Dr Daniel Wildmann is deputy director at the Leo Baeck Institute London and lecturer in history at Queen Mary, University of London. His publications include Veränderbare Körper. Jüdische Turner, Männlichkeit und das Wiedergewinnen von Geschichte in Deutschland um 1900, 2009, Schweizer Chemieunternehmen im Dritten Reich, 2001 (co-author with Lukas Straumann) and Begehrte Körper. Konstruktion und Inszenierung des “arischen” Männerkörpers im “Dritten Reich”, 1998. He is currently working on a book project entitled A History of Visual Expressions of Antisemitism, Emotions and Morality.
17 June 2010
Prof Erica Carter (University of Warwick)
Marlene Dietrich: the Prodigal Daughter returns. A Foreign Affair (Billy Wilder 1948)

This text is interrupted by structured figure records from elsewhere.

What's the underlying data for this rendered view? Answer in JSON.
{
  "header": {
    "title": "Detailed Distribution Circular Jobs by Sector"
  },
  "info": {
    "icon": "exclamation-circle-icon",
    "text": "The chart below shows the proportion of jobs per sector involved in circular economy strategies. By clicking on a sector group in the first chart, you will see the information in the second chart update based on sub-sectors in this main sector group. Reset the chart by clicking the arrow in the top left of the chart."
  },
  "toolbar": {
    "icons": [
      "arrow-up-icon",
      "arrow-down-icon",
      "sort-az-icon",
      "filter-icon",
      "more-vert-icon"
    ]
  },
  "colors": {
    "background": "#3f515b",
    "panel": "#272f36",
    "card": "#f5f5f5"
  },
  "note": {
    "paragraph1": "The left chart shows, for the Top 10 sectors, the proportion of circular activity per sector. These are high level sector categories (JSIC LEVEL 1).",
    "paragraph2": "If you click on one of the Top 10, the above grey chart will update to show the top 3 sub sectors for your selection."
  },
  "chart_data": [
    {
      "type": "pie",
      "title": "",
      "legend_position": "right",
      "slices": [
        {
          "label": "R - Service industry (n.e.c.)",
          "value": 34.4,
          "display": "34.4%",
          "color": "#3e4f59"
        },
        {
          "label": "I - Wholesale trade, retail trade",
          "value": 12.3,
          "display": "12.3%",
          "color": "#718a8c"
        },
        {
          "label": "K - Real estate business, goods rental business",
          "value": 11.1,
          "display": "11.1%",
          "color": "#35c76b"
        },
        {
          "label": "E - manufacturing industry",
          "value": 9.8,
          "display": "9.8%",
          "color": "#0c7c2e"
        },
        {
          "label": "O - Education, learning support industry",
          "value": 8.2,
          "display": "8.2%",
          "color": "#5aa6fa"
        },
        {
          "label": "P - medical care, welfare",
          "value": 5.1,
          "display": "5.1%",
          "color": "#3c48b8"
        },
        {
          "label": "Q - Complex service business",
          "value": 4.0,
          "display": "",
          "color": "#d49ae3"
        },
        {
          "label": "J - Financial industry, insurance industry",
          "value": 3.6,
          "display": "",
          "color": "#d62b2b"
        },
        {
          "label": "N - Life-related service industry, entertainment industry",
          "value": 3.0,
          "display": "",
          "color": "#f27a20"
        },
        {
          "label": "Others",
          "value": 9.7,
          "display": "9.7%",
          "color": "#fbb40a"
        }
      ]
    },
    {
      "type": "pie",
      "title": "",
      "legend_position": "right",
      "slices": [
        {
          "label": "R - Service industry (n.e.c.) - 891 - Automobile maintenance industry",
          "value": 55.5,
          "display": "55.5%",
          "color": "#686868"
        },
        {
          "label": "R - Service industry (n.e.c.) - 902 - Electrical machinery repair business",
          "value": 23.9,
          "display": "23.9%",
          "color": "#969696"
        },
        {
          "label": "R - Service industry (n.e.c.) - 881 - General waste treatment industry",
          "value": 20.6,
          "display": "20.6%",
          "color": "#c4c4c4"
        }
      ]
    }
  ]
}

When Marlene Dietrich left Germany for Hollywood after The Blue Angel (1930), she began a career that would establish her as one of Germany’s foremost émigré stars. Dietrich became the target of Nazi ire when she took US citizenship, and later supported the Allied war effort by entertaining troops on European front lines. Though she never returned to work in German cinema, Dietrich did stage a fictive return on screen in her role as Erika von Schluetow, the politically compromised femme fatale of Billy Wilder’s 1948 A Foreign Affair. This lecture takes the film as a starting point to explore the sexual and political ambiguities surrounding Dietrich’s star image, and considers her mixed reception by German audiences.
Erica Carter teaches German film history and cultural studies at the University of Warwick. Her books include Dietrich’s Ghosts. The Sublime and the Beautiful in Third Reich Film; the co-edited German Cinema Book; Béla Balázs. Early Film Theory; and How German is She? Post-War West German Reconstruction and the Consuming Woman.